Each composite functor takes the appropriate number of predicates as arguments and generates a single unary predicate. The following example demonstrates how to use composite functors to build expressions from OEChem TK’s predefined atom predicates.

Listing 4: Combining predefined atom predicates

from openeye import oechem

mol = oechem.OEGraphMol()
oechem.OESmilesToMol(mol, "c1cnc(O)cc1CCCBr")

print("Number of chain atoms =", end=" ")
print(oechem.OECount(mol, oechem.OENotAtom(oechem.OEAtomIsInRing())))

print("Number of aromatic nitrogens =", end=" ")
print(oechem.OECount(mol, oechem.OEAndAtom(oechem.OEIsNitrogen(), oechem.OEIsAromaticAtom())))

print("Number of non-carbons =", end=" ")
print(oechem.OECount(mol, oechem.OENotAtom(oechem.OEHasAtomicNum(oechem.OEElemNo_C))))

print("Number of nitrogen and oxygen atoms =", end=" ")
print(oechem.OECount(mol, oechem.OEOrAtom(oechem.OEHasAtomicNum(oechem.OEElemNo_N),
                                          oechem.OEHasAtomicNum(oechem.OEElemNo_O))))

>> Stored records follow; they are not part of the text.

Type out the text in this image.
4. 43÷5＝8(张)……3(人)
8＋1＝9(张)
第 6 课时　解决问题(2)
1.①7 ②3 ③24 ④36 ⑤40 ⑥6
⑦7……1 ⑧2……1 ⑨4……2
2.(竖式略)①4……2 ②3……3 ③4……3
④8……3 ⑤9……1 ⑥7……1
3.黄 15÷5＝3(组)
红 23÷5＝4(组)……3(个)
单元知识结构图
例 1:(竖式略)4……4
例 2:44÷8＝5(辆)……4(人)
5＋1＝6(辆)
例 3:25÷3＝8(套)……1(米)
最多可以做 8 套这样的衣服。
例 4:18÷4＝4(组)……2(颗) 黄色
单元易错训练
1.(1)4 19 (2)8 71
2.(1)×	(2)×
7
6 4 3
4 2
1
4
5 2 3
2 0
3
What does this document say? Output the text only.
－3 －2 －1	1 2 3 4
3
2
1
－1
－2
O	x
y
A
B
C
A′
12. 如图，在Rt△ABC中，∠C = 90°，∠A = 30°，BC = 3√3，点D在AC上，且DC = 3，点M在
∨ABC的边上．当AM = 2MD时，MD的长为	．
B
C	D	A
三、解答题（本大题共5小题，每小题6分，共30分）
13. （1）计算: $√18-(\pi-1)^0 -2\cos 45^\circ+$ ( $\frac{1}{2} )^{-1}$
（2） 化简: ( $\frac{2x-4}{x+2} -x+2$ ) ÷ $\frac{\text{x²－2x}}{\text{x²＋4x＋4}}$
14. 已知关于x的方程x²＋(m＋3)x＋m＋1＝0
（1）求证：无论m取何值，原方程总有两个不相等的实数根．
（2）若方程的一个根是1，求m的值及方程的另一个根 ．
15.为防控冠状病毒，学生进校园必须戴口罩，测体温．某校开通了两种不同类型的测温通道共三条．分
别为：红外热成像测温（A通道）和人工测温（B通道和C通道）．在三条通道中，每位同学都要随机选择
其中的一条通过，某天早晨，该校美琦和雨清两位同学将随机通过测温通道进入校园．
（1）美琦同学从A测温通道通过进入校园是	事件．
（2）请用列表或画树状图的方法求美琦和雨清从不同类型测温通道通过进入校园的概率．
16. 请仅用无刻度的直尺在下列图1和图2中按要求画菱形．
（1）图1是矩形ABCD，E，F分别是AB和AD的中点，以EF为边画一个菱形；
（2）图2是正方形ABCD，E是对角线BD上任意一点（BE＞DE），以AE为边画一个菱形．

The OECount function returns the number or objects (in this case atoms) matching the given predicate argument.

The output of the preceding program is the following:

Number of chain atoms = 5
Number of aromatic nitrogens = 1
Number of non-carbons = 3
Number of nitrogen and oxygen atoms = 2

Composite functors can be used similarly to combine predefined bond predicates.

Listing 5: Combining predefined bond predicates

from openeye import oechem

mol = oechem.OEGraphMol()
oechem.OESmilesToMol(mol, "N#CCC1CCNC=C1")

print("Number of non-rotatable bonds =", end=" ")
print(oechem.OECount(mol, oechem.OENotBond(oechem.OEIsRotor())))

print("Number of ring double bonds =", end=" ")
print(oechem.OECount(mol, oechem.OEAndBond(oechem.OEBondIsInRing(), oechem.OEHasOrder(2))))

print("Number of double or triple bonds =", end=" ")
print(oechem.OECount(mol, oechem.OEOrBond(oechem.OEHasOrder(2), oechem.OEHasOrder(3))))

The output of the preceding program is the following:

Number of non-rotatable bonds = 8
Number of ring double bonds = 1
Number of double or triple bonds = 2

User Defined Functors

While many predefined functors exist in OEChem TK, it is not difficult to find a situation which calls for a new user-defined functor.

User-defined functor can be written by deriving from either the OEUnaryAtomPred or the OEUnaryBondPred class.

The following example shows a user defined atom functor which returns true for aliphatic nitrogens.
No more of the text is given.